Per-Table Chunk Size Override (Change 24)
Add a [chunk_overrides] section to migrationbridge.conf to set an exact row batch size for specific tables. Useful for very wide tables that cause out-of-memory errors at the global chunk size, or narrow lookup tables that run faster with larger batches:
[chunk_overrides] BigLobTable = 500 AggregateLineFact = 200000
Oracle Instant Client Guidance (Change 25)
When Oracle is selected as a source or target engine, the tool now checks for the required driver package before attempting a connection and shows clear step-by-step installation instructions if it is missing, rather than a cryptic DPI-1047 error. The instructions reference the correct Instant Client version for the target Oracle server version.
CDC Lag Rate Alert (Change 26)
In CDC Stream mode, the tool computes a rolling change rate (changes/second over the last 60 seconds) and logs a warning if the source is producing changes faster than the target can apply them. The rate is displayed on every cycle line in the Replication tab log: rate=127/s. If sustained above target capacity, scale up the staging host or reduce concurrency of competing workloads.

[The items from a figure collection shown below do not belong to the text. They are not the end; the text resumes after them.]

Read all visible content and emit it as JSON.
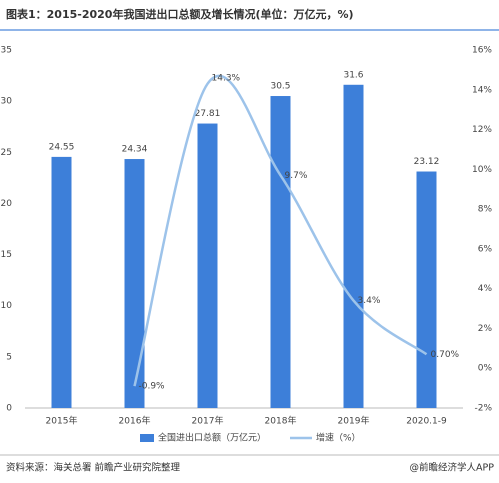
{
  "chart_data": {
    "type": "bar-line",
    "title": "图表1：2015-2020年我国进出口总额及增长情况(单位：万亿元，%)",
    "categories": [
      "2015年",
      "2016年",
      "2017年",
      "2018年",
      "2019年",
      "2020.1-9"
    ],
    "series": [
      {
        "name": "全国进出口总额（万亿元）",
        "type": "bar",
        "color": "#3d7fd9",
        "values": [
          24.55,
          24.34,
          27.81,
          30.5,
          31.6,
          23.12
        ]
      },
      {
        "name": "增速（%）",
        "type": "line",
        "axis": "y2",
        "color": "#9dc3ea",
        "values": [
          null,
          -0.9,
          14.3,
          9.7,
          3.4,
          0.7
        ],
        "value_labels": [
          null,
          "-0.9%",
          "14.3%",
          "9.7%",
          "3.4%",
          "0.70%"
        ]
      }
    ],
    "ylim": [
      0,
      35
    ],
    "yticks": [
      0,
      5,
      10,
      15,
      20,
      25,
      30,
      35
    ],
    "y2lim": [
      -2,
      16
    ],
    "y2ticks": [
      {
        "value": -2,
        "label": "-2%"
      },
      {
        "value": 0,
        "label": "0%"
      },
      {
        "value": 2,
        "label": "2%"
      },
      {
        "value": 4,
        "label": "4%"
      },
      {
        "value": 6,
        "label": "6%"
      },
      {
        "value": 8,
        "label": "8%"
      },
      {
        "value": 10,
        "label": "10%"
      },
      {
        "value": 12,
        "label": "12%"
      },
      {
        "value": 14,
        "label": "14%"
      },
      {
        "value": 16,
        "label": "16%"
      }
    ],
    "source": "资料来源：海关总署  前瞻产业研究院整理",
    "credit": "@前瞻经济学人APP"
  }
}
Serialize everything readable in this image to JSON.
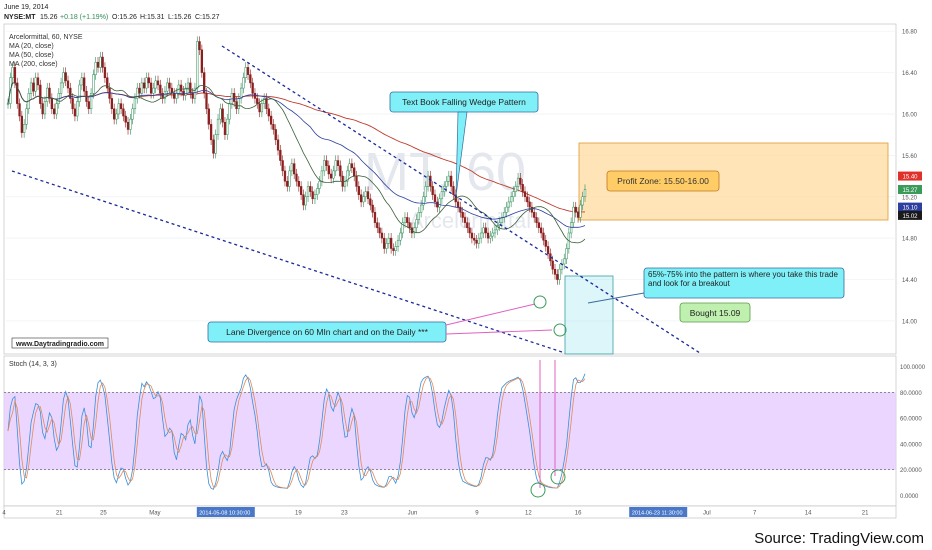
{
  "header": {
    "date": "June 19, 2014",
    "ticker": "NYSE:MT",
    "last": "15.26",
    "change": "+0.18 (+1.19%)",
    "o": "O:15.26",
    "h": "H:15.31",
    "l": "L:15.26",
    "c": "C:15.27"
  },
  "legend": {
    "title": "Arcelormittal, 60, NYSE",
    "ma20": "MA (20, close)",
    "ma50": "MA (50, close)",
    "ma200": "MA (200, close)"
  },
  "watermark": {
    "symbol": "MT, 60",
    "name": "Arcelormittal"
  },
  "website": "www.Daytradingradio.com",
  "source": "Source: TradingView.com",
  "annotations": {
    "wedge": "Text Book Falling Wedge Pattern",
    "profit": "Profit Zone: 15.50-16.00",
    "entry": "65%-75% into the pattern is where you take this trade and look for a breakout",
    "bought": "Bought 15.09",
    "divergence": "Lane Divergence on 60 MIn chart and on the Daily ***"
  },
  "stoch_label": "Stoch (14, 3, 3)",
  "colors": {
    "up": "#2e8b57",
    "down": "#8b1e1e",
    "ma20": "#3a5f3a",
    "ma50": "#2c3e9e",
    "ma200": "#c0392b",
    "stoch_k": "#3a8fd9",
    "stoch_d": "#e08a5a",
    "stoch_band": "#e6ccff",
    "wedge_line": "#1a2a9a",
    "profit_zone": "#ffd89a",
    "callout": "#7ff0f7",
    "bought_box": "#bff0b0"
  },
  "chart_data": [
    {
      "type": "candlestick",
      "title": "Arcelormittal, 60, NYSE",
      "y_ticks": [
        14.0,
        14.4,
        14.8,
        15.2,
        15.6,
        16.0,
        16.4,
        16.8
      ],
      "ylim": [
        13.7,
        16.85
      ],
      "price_tags": [
        {
          "label": "15.40",
          "value": 15.4,
          "color": "#e0302a"
        },
        {
          "label": "15.27",
          "value": 15.27,
          "color": "#3a9a5a"
        },
        {
          "label": "15.10",
          "value": 15.1,
          "color": "#2c3e9e"
        },
        {
          "label": "15.02",
          "value": 15.02,
          "color": "#1a1a1a"
        }
      ],
      "x_ticks": [
        "4",
        "21",
        "25",
        "May",
        "2014-05-08 10:30:00",
        "19",
        "23",
        "Jun",
        "9",
        "12",
        "16",
        "2014-06-23 11:30:00",
        "Jul",
        "7",
        "14",
        "21"
      ],
      "x_tick_index": [
        0,
        30,
        54,
        82,
        120,
        160,
        185,
        222,
        257,
        285,
        312,
        355,
        382,
        408,
        437,
        468
      ],
      "series_close": [
        16.1,
        16.35,
        16.45,
        16.3,
        16.1,
        15.98,
        15.82,
        15.9,
        16.05,
        16.2,
        16.3,
        16.22,
        16.35,
        16.28,
        16.1,
        16.0,
        16.12,
        16.25,
        16.15,
        16.05,
        16.0,
        16.1,
        16.2,
        16.3,
        16.4,
        16.32,
        16.25,
        16.15,
        16.05,
        15.98,
        16.12,
        16.28,
        16.35,
        16.22,
        16.12,
        16.05,
        16.2,
        16.38,
        16.5,
        16.45,
        16.55,
        16.45,
        16.35,
        16.25,
        16.15,
        16.05,
        15.95,
        16.0,
        16.1,
        16.05,
        15.98,
        15.92,
        15.85,
        15.95,
        16.05,
        16.15,
        16.25,
        16.2,
        16.3,
        16.25,
        16.35,
        16.3,
        16.2,
        16.25,
        16.32,
        16.28,
        16.2,
        16.15,
        16.22,
        16.3,
        16.25,
        16.2,
        16.15,
        16.2,
        16.28,
        16.22,
        16.18,
        16.25,
        16.3,
        16.2,
        16.15,
        16.25,
        16.7,
        16.62,
        16.4,
        16.2,
        16.05,
        15.9,
        15.75,
        15.62,
        15.8,
        15.95,
        16.05,
        15.92,
        15.8,
        15.95,
        16.1,
        16.2,
        16.12,
        16.05,
        16.15,
        16.25,
        16.35,
        16.45,
        16.38,
        16.3,
        16.2,
        16.15,
        16.1,
        16.02,
        16.1,
        16.15,
        16.05,
        15.98,
        15.9,
        15.85,
        15.75,
        15.65,
        15.55,
        15.45,
        15.35,
        15.3,
        15.45,
        15.52,
        15.42,
        15.35,
        15.3,
        15.22,
        15.12,
        15.2,
        15.3,
        15.25,
        15.18,
        15.22,
        15.28,
        15.35,
        15.45,
        15.55,
        15.5,
        15.42,
        15.38,
        15.45,
        15.55,
        15.5,
        15.4,
        15.3,
        15.35,
        15.45,
        15.52,
        15.48,
        15.4,
        15.3,
        15.22,
        15.15,
        15.2,
        15.25,
        15.18,
        15.12,
        15.05,
        14.95,
        14.9,
        14.85,
        14.8,
        14.7,
        14.75,
        14.8,
        14.7,
        14.68,
        14.72,
        14.78,
        14.85,
        14.95,
        15.0,
        14.95,
        14.9,
        14.85,
        14.9,
        14.98,
        15.05,
        15.12,
        15.2,
        15.3,
        15.4,
        15.3,
        15.22,
        15.15,
        15.1,
        15.18,
        15.25,
        15.3,
        15.35,
        15.4,
        15.3,
        15.22,
        15.15,
        15.1,
        15.05,
        15.0,
        14.95,
        14.9,
        14.85,
        14.8,
        14.78,
        14.75,
        14.8,
        14.85,
        14.9,
        14.85,
        14.8,
        14.82,
        14.85,
        14.88,
        14.92,
        14.95,
        15.0,
        15.05,
        15.1,
        15.15,
        15.2,
        15.25,
        15.3,
        15.38,
        15.32,
        15.25,
        15.2,
        15.15,
        15.1,
        15.05,
        15.0,
        14.95,
        14.9,
        14.85,
        14.78,
        14.72,
        14.65,
        14.58,
        14.5,
        14.45,
        14.4,
        14.5,
        14.55,
        14.6,
        14.7,
        14.85,
        14.95,
        15.1,
        15.05,
        15.0,
        15.12,
        15.2,
        15.27
      ]
    },
    {
      "type": "line",
      "title": "Stoch (14, 3, 3)",
      "y_ticks": [
        0,
        20,
        40,
        60,
        80,
        100
      ],
      "ylim": [
        -5,
        105
      ],
      "band": [
        20,
        80
      ]
    }
  ]
}
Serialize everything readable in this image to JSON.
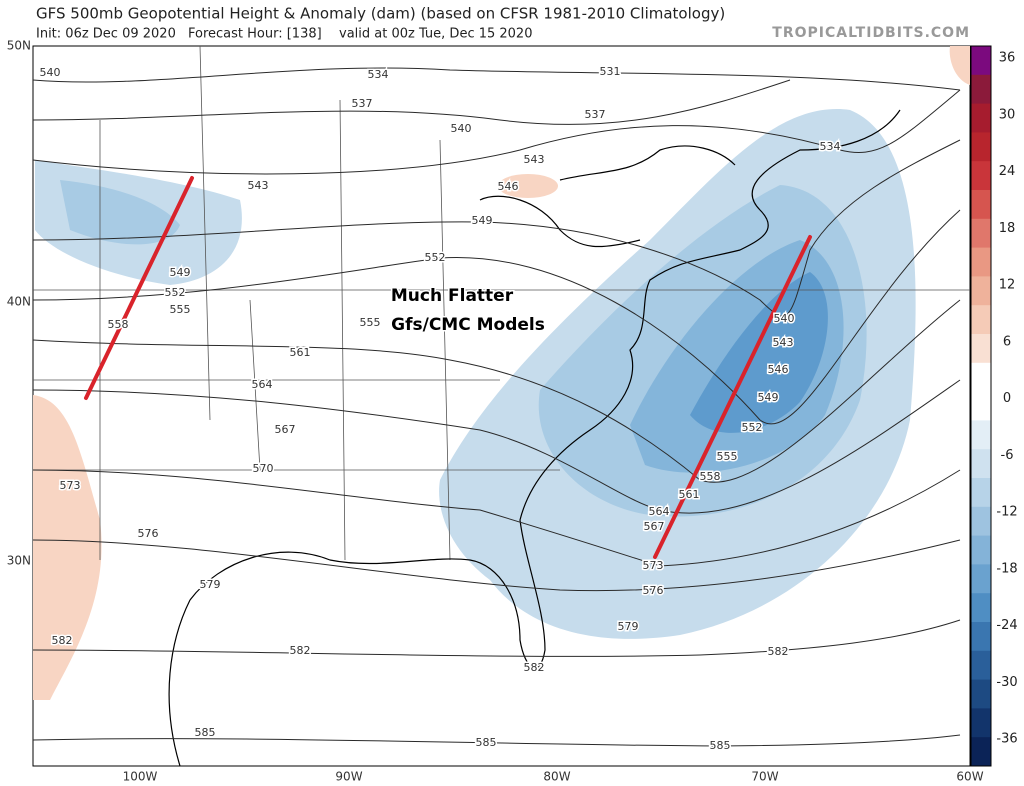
{
  "header": {
    "title": "GFS 500mb Geopotential Height & Anomaly (dam) (based on CFSR 1981-2010 Climatology)",
    "init": "Init: 06z Dec 09 2020",
    "forecast_hour": "Forecast Hour: [138]",
    "valid": "valid at 00z Tue, Dec 15 2020",
    "source": "TROPICALTIDBITS.COM"
  },
  "annotation": [
    "Much Flatter",
    "Gfs/CMC Models"
  ],
  "latitude_labels": [
    "50N",
    "40N",
    "30N"
  ],
  "longitude_labels": [
    "100W",
    "90W",
    "80W",
    "70W",
    "60W"
  ],
  "colorbar_labels": [
    36,
    30,
    24,
    18,
    12,
    6,
    0,
    -6,
    -12,
    -18,
    -24,
    -30,
    -36
  ],
  "contour_labels": [
    "540",
    "534",
    "531",
    "537",
    "537",
    "540",
    "534",
    "543",
    "546",
    "543",
    "549",
    "552",
    "549",
    "552",
    "555",
    "558",
    "555",
    "561",
    "564",
    "567",
    "570",
    "573",
    "576",
    "579",
    "582",
    "582",
    "585",
    "585",
    "585",
    "582",
    "582",
    "579",
    "576",
    "573",
    "567",
    "564",
    "561",
    "558",
    "555",
    "552",
    "549",
    "546",
    "543",
    "540"
  ]
}
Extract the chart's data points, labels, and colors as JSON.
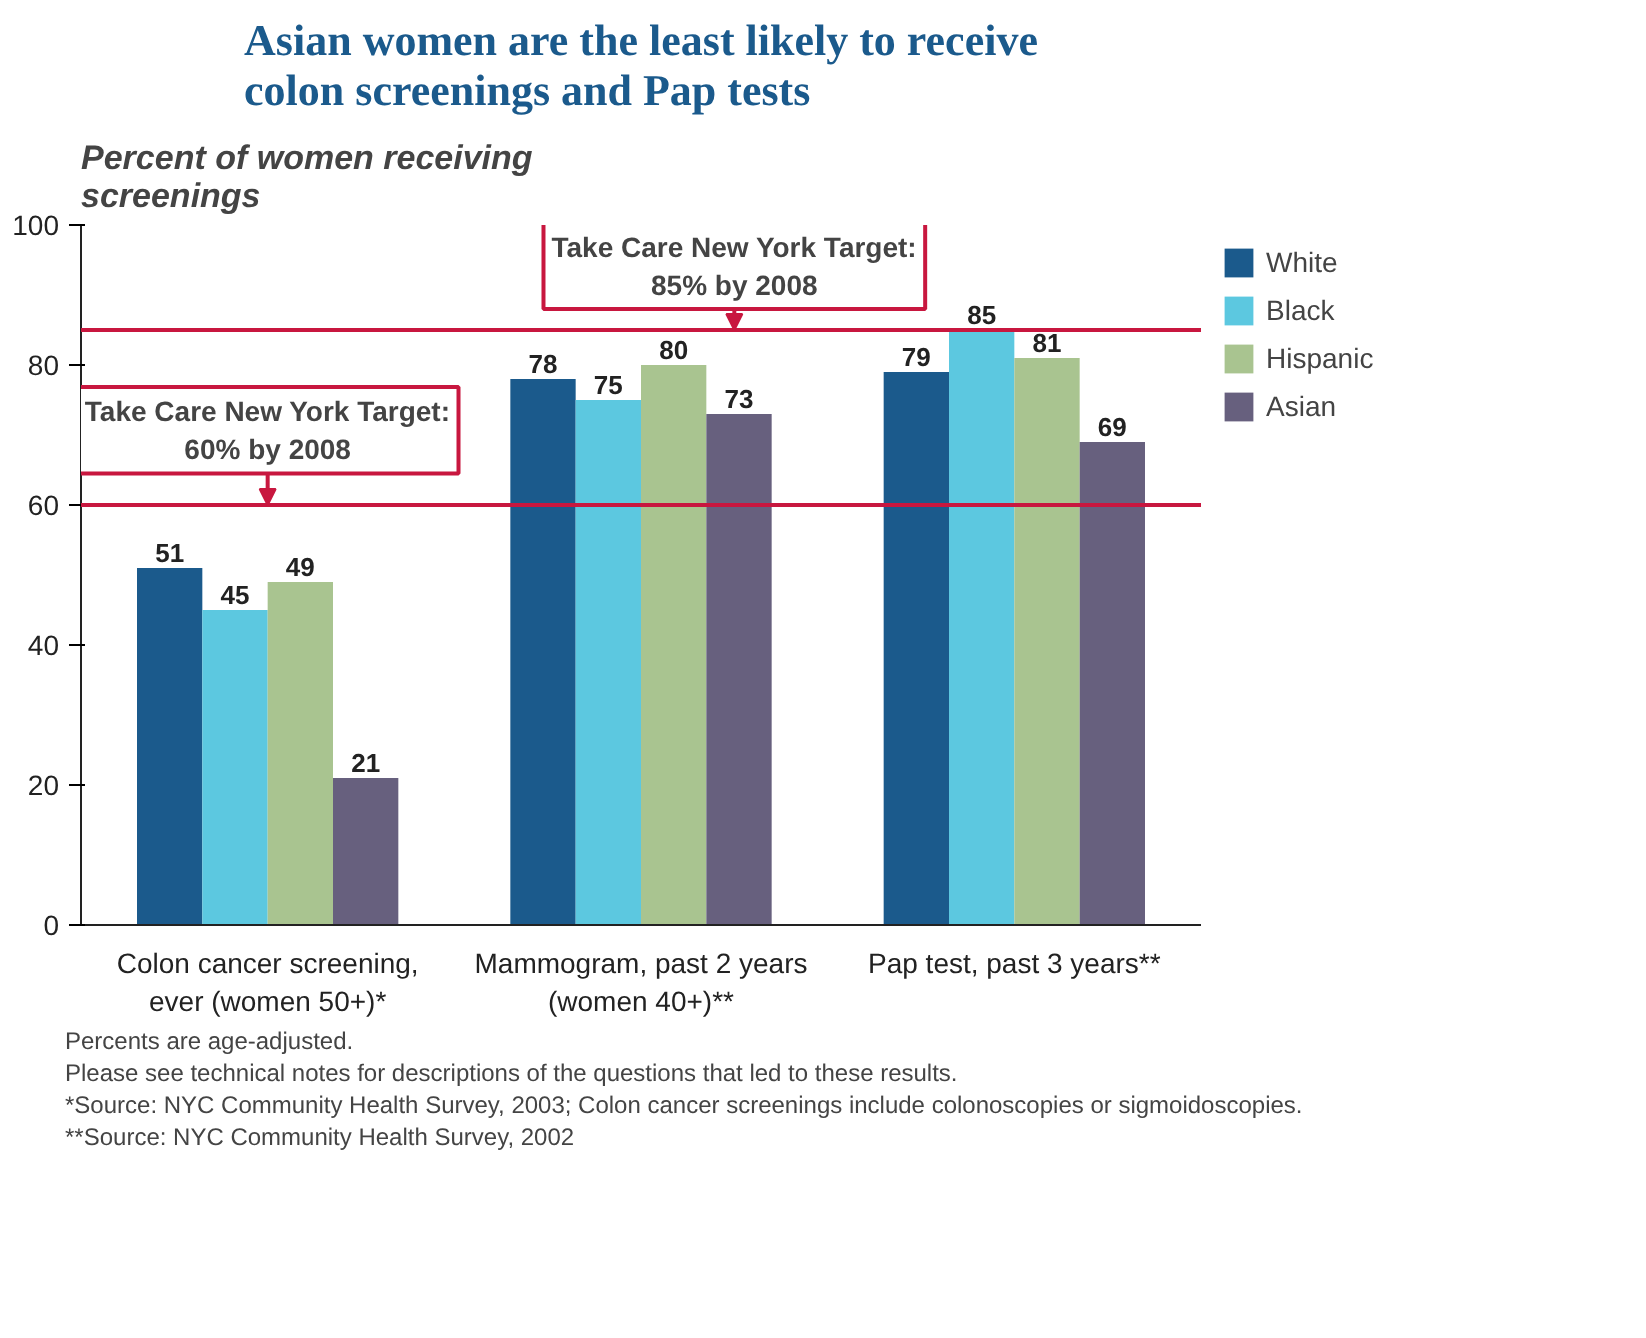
{
  "chart_data": {
    "type": "bar",
    "title": "Asian women are the least likely to receive colon screenings and Pap tests",
    "ylabel": "Percent of women receiving screenings",
    "categories": [
      "Colon cancer screening, ever (women 50+)*",
      "Mammogram, past 2 years (women 40+)**",
      "Pap test, past 3 years**"
    ],
    "series": [
      {
        "name": "White",
        "color": "#1b5a8c",
        "values": [
          51,
          78,
          79
        ]
      },
      {
        "name": "Black",
        "color": "#5cc8e0",
        "values": [
          45,
          75,
          85
        ]
      },
      {
        "name": "Hispanic",
        "color": "#a9c490",
        "values": [
          49,
          80,
          81
        ]
      },
      {
        "name": "Asian",
        "color": "#67607e",
        "values": [
          21,
          73,
          69
        ]
      }
    ],
    "ylim": [
      0,
      100
    ],
    "yticks": [
      0,
      20,
      40,
      60,
      80,
      100
    ],
    "data_labels": true,
    "grid": false,
    "legend": "top right",
    "ref_lines": [
      {
        "axis": "y",
        "value": 60,
        "label": "Take Care New York Target: 60% by 2008",
        "color": "#c8173f"
      },
      {
        "axis": "y",
        "value": 85,
        "label": "Take Care New York Target: 85% by 2008",
        "color": "#c8173f"
      }
    ],
    "annotations": [
      "Percents are age-adjusted.",
      "Please see technical notes for descriptions of the questions that led to these results.",
      "*Source: NYC Community Health Survey, 2003; Colon cancer screenings include colonoscopies or sigmoidoscopies.",
      "**Source: NYC Community Health Survey, 2002"
    ]
  }
}
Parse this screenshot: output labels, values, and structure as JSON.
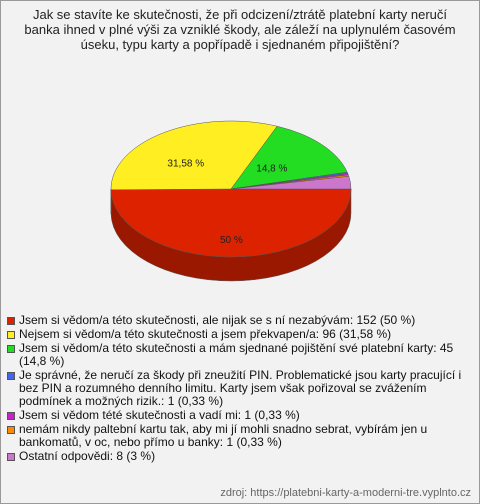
{
  "chart_data": {
    "type": "pie",
    "title": "Jak se stavíte ke skutečnosti, že při odcizení/ztrátě platební karty neručí banka ihned v plné výši za vzniklé škody, ale záleží na uplynulém časovém úseku, typu karty a popřípadě i sjednaném připojištění?",
    "categories": [
      "Jsem si vědom/a této skutečnosti, ale nijak se s ní nezabývám: 152 (50 %)",
      "Nejsem si vědom/a této skutečnosti a jsem překvapen/a: 96 (31,58 %)",
      "Jsem si vědom/a této skutečnosti a mám sjednané pojištění své platební karty: 45 (14,8 %)",
      "Je správné, že neručí za škody při zneužití PIN. Problematické jsou karty pracující i bez PIN a rozumného denního limitu. Karty jsem však pořizoval se zvážením podmínek  a možných rizik.: 1 (0,33 %)",
      "Jsem si vědom tété skutečnosti a vadí mi: 1 (0,33 %)",
      "nemám nikdy paltební kartu tak, aby mi jí mohli snadno sebrat, vybírám jen u bankomatů, v oc, nebo přímo u banky: 1 (0,33 %)",
      "Ostatní odpovědi: 8 (3 %)"
    ],
    "values": [
      50,
      31.58,
      14.8,
      0.33,
      0.33,
      0.33,
      3
    ],
    "value_labels": [
      "50 %",
      "31,58 %",
      "14,8 %",
      null,
      null,
      null,
      null
    ],
    "colors": [
      "#dd2200",
      "#ffee22",
      "#22dd22",
      "#4466ee",
      "#cc22cc",
      "#ff8800",
      "#cc77cc"
    ],
    "source": "zdroj: https://platebni-karty-a-moderni-tre.vyplnto.cz"
  }
}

CDC Schema Drift Detection (Change 27)
If a column is added to or removed from a source table while the CDC stream is running, the affected table is automatically suspended and a warning is logged. All other tables in the stream continue uninterrupted. To re-enable a suspended table: stop the stream, apply the matching DDL change to the target, then restart the stream. The schema drift event is recorded in the replication log with the table name, column name, and change type (ADD / DROP).